We investigate the effect of changes in Δt on the returns from the trading strategies. Again, we consider portfolios of trading strategies based on changes in views of the 285 financially related Wikipedia pages. The mean return from trading strategies, expressed in standard deviations of random strategy returns, is shown in Figure S1 (see Supplementary Information) for Δt = 1 to 10 weeks. We find that the mean return of the strategies does differ significantly for the different values of Δt we tested (χ2 = 93.26, df = 9, p < 0.001; Kruskal-Wallis rank sum test).

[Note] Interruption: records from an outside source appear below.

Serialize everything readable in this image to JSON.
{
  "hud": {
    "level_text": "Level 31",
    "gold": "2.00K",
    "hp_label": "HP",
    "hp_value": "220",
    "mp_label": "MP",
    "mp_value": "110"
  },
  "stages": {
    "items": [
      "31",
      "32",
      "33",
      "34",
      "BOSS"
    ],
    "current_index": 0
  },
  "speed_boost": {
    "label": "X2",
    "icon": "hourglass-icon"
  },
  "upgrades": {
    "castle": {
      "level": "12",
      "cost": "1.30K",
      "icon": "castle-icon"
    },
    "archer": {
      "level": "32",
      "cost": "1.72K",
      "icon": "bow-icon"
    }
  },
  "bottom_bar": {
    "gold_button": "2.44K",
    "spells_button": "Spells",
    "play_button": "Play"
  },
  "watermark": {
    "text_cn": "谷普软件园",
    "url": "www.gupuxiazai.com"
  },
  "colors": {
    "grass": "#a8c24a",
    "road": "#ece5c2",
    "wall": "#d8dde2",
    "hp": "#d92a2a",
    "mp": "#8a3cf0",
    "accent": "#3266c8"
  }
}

However, the mean return remains greater than 0 for all values of Δt between 1 and 10 weeks (all Ws > 1950000, all ps < 0.001; all two-tailed two-sample Wilcoxon rank sum tests, using comparisons to the random strategy distribution for the whole period).

Mean return of the DJIA following increases and decreases in Wikipedia views

To complement the trading strategy analysis, we carry out a further analysis of weekly DJIA returns following increases and decreases in views of Wikipedia articles on financial topics.

For each of the 285 Wikipedia articles on financial topics, we identify all weeks t within our study period in which the volume of page views increased in week t such that Δn(t, Δt) > 0, using Δt = 3. Across this set of weeks, we calculate the mean return of the DJIA during week t + 1, log(p(t + 2)) − log(p(t + 1)). Similarly, we calculate the mean return of the DJIA during week t + 1 for the set of weeks in which the volume of page views decreased in week t such that Δn(t, Δt) < 0.

Between these two sets of weeks, we find a significant difference in the mean return of the DJIA during week t + 1 (W = 78012, p < 0.001, α = 0.05, two-tailed two-sample Wilcoxon rank-sum test). Following a decrease in views of Wikipedia pages relating to financial topics, we find a mean DJIA weekly return of 0.0027 – a return significantly greater than 0 (V = 39592, p < 0.001, α = 0.05, two-tailed one-sample Wilcoxon signed rank test). In contrast, following an increase in views of Wikipedia pages relating to financial topics in week t, we find a mean DJIA weekly return of −0.0021, significantly less than 0 (V = 2222, p < 0.001, α = 0.05, two-tailed one-sample Wilcoxon signed rank test). The results of this analysis are therefore in line with the relationship between changes in views of Wikipedia articles on financial topics and subsequent movements in the DJIA suggested by the trading strategy analysis.

Views and edits of Wikipedia articles about actors and filmmakers

Our assumption so far has been that only Wikipedia usage data relating to pages with financial connotations would provide any insight into information gathering processes before trading decisions and therefore future changes in the DJIA. To verify this assumption, we carry out a further analysis of view data relating to 233 Wikipedia pages describing actors and filmmakers, as listed in the two subsections “Featured articles” and “Good articles” on the English language Wikipedia page “Wikipedia:WikiProject Actors and Filmmakers”. We suggest that such pages have less obvious financial connotations.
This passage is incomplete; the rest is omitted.